Consider the following Haskell code:
{-# LANGUAGE MultiParamTypeClasses, FlexibleInstances,
FunctionalDependencies #-}
class C a b c | a b -> c
instance C (l (i,j)) (r i j) j
instance C (l i j) (r (i,j)) j
-- Conflict between the following two lines
instance C (l (i,j)) (r (i,j)) j
instance C (l i j) (r i j) j
Here, GHC yields a functional dependencies error between the last two lines. If I drop any of the last two instance declarations, the code compiles. I tried an analogue using type families, which also produced a conflict. My first question is: Why do the last two lines conflict, while the other declarations all work fine together?
In addition, if I change the very last line to
instance C (l i j) (r i j) i
GHC accepts the code. This seems quite weird, since the only thing that changes is the dependent type variable c. Can somebody explain this behavior?

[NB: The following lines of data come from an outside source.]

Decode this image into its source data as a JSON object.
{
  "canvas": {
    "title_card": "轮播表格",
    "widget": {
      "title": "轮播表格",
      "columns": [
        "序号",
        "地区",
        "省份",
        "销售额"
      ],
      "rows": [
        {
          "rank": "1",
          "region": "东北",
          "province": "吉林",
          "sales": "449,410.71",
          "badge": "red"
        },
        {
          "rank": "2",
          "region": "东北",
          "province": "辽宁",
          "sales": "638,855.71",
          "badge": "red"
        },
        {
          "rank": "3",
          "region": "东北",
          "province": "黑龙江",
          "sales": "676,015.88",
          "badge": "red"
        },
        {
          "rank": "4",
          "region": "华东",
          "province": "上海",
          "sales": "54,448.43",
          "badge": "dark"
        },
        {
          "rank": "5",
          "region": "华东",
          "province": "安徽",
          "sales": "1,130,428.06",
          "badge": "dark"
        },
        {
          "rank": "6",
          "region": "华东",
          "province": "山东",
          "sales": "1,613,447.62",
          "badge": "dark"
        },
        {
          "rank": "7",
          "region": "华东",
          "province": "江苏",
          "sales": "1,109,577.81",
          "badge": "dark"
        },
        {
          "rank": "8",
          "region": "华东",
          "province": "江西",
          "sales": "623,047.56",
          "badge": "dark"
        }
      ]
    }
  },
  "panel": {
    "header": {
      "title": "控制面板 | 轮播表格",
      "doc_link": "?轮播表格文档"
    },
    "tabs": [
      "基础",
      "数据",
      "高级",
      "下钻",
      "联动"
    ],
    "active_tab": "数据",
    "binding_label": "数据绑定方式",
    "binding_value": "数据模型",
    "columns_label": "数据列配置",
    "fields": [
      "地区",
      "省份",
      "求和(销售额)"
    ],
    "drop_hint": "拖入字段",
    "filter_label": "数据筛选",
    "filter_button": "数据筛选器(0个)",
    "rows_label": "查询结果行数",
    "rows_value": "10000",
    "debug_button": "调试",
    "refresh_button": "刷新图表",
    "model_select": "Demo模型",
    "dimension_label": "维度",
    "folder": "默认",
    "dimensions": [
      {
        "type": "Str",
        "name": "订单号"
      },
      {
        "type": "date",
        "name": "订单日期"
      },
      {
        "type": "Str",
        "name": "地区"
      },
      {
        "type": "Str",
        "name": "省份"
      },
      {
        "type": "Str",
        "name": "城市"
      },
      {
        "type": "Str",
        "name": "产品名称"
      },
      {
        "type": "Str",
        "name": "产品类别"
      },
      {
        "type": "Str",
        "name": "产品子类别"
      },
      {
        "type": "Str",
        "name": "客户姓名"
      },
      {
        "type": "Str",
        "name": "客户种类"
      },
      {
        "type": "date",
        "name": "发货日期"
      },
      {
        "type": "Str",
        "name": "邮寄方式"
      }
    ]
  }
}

The last two instances have a conflicting unification. Let me use completely different variable names:
C (a c (d,e)) (b c (d,e)) e
vs.
C (a c (d,e)) (b c (d,e)) (d,e)
In particular, your l
from the third instance can be unified with a type constructor which already has an argument applied.
Changing your j
to i
makes the last one instead:
C (a c (d,e)) (b c (d,e)) c
I still don't understand why that doesn't give a complaint. Perhaps it's because you can assign the types such that c = e
, but not such that e = (d,e)
(that would give an infinite type which Haskell doesn't allow), but it still seems like a dubious thing to allow. Perhaps this is even a GHC bug.
The other instance combinations don't conflict because when you try to unify them, you end up with contradictions similar to the e = (d,e)
above, but in the non-dependent parts, so they cannot match.